The bitterness of Homais’s character is that he succeeds. Unlike Emma, who is destroyed by her yearning, Homais thrives precisely because he asks for nothing more than what the world can offer. The novel seems to suggest that there is no room in this world for dreamers like Emma, but plenty of room for mediocrities like Homais.
Finally, Homais is moving because he is so perfectly drawn. Every word he speaks, every action he takes, reveals his fundamental nature. He is not a complex character. He is a simple character drawn with perfect precision. Flaubert’s contempt for Homais is absolute, and readers feel that contempt transmitted directly.
Famous Quotes
“I do not believe in God, but I believe in progress and in the power of reason” (Homais, spouting secular philosophy without understanding its implications).

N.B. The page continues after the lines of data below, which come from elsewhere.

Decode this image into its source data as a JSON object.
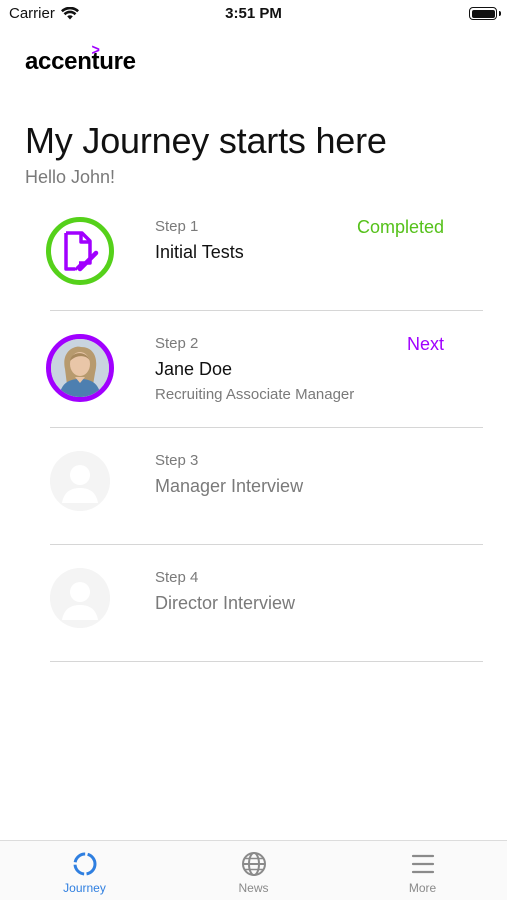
{
  "status_bar": {
    "carrier": "Carrier",
    "time": "3:51 PM"
  },
  "brand": {
    "logo_text": "accenture",
    "logo_mark": ">",
    "accent": "#a100ff"
  },
  "header": {
    "title": "My Journey starts here",
    "greeting": "Hello John!"
  },
  "steps": [
    {
      "step": "Step 1",
      "title": "Initial Tests",
      "subtitle": "",
      "status": "Completed",
      "avatar": "document-edit-icon",
      "status_color": "#55c11a"
    },
    {
      "step": "Step 2",
      "title": "Jane Doe",
      "subtitle": "Recruiting Associate Manager",
      "status": "Next",
      "avatar": "person-photo",
      "status_color": "#a100ff"
    },
    {
      "step": "Step 3",
      "title": "Manager Interview",
      "subtitle": "",
      "status": "",
      "avatar": "person-placeholder-icon"
    },
    {
      "step": "Step 4",
      "title": "Director Interview",
      "subtitle": "",
      "status": "",
      "avatar": "person-placeholder-icon"
    }
  ],
  "tab_bar": {
    "active": "Journey",
    "tabs": [
      {
        "label": "Journey",
        "icon": "circle-icon"
      },
      {
        "label": "News",
        "icon": "globe-icon"
      },
      {
        "label": "More",
        "icon": "menu-icon"
      }
    ],
    "active_color": "#2f7fe0"
  }
}
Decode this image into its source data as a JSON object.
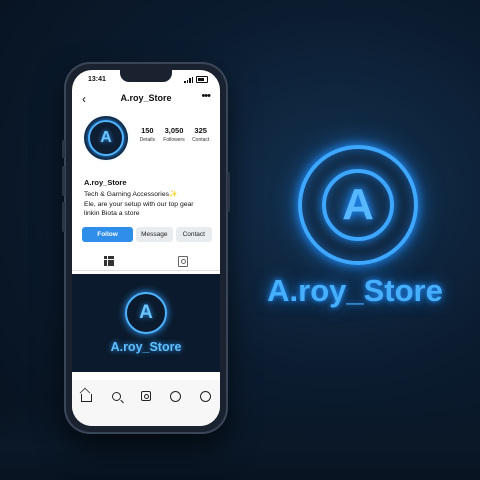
{
  "status": {
    "time": "13:41"
  },
  "profile": {
    "username": "A.roy_Store",
    "avatar_letter": "A",
    "stats": [
      {
        "value": "150",
        "label": "Details"
      },
      {
        "value": "3,050",
        "label": "Followers"
      },
      {
        "value": "325",
        "label": "Contact"
      }
    ],
    "bio_name": "A.roy_Store",
    "bio_lines": [
      "Tech & Garning Accessories✨",
      "Ele, are your setup with our top gear",
      "linkin Biota a store"
    ]
  },
  "actions": {
    "follow": "Follow",
    "message": "Message",
    "contact": "Contact"
  },
  "post": {
    "logo_letter": "A",
    "title": "A.roy_Store"
  },
  "brand": {
    "letter": "A",
    "name": "A.roy_Store",
    "accent": "#3ea7ff"
  }
}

“The English believe that their medicines are superior, but they are fools” (Homais, displaying the shallow nationalism that characterizes his thought).
“It is not enough to remove the hunchback; one must improve the muscles and the nerves through modern pharmaceutical methods” (Homais, offering advice about Charles’s surgical attempt with no medical knowledge).
“Madame Bovary is a woman of taste and refinement, unlike the common provincial women” (Homais, complimenting Emma while confirming his own vulgarity).
“That doctor is incompetent and dangerous, and I have the expertise to improve the medicine of this region” (Homais’s constant assertion of superiority over Charles).
Homais’s words are marked by his constant insertion of himself into conversations, his reliance on fashionable ideas, and his inability to speak without asserting his own importance.
On Novelium, you can have a voice conversation with Homais. Ask him about his philosophy, his success, his perception of the people around him. Explore with him whether he recognizes his own vulgarity or whether he is genuinely convinced of his own importance. Through voice conversation, you might understand Homais not as simply ridiculous, but as a representative of a particular kind of human mediocrity that the world rewards and celebrates.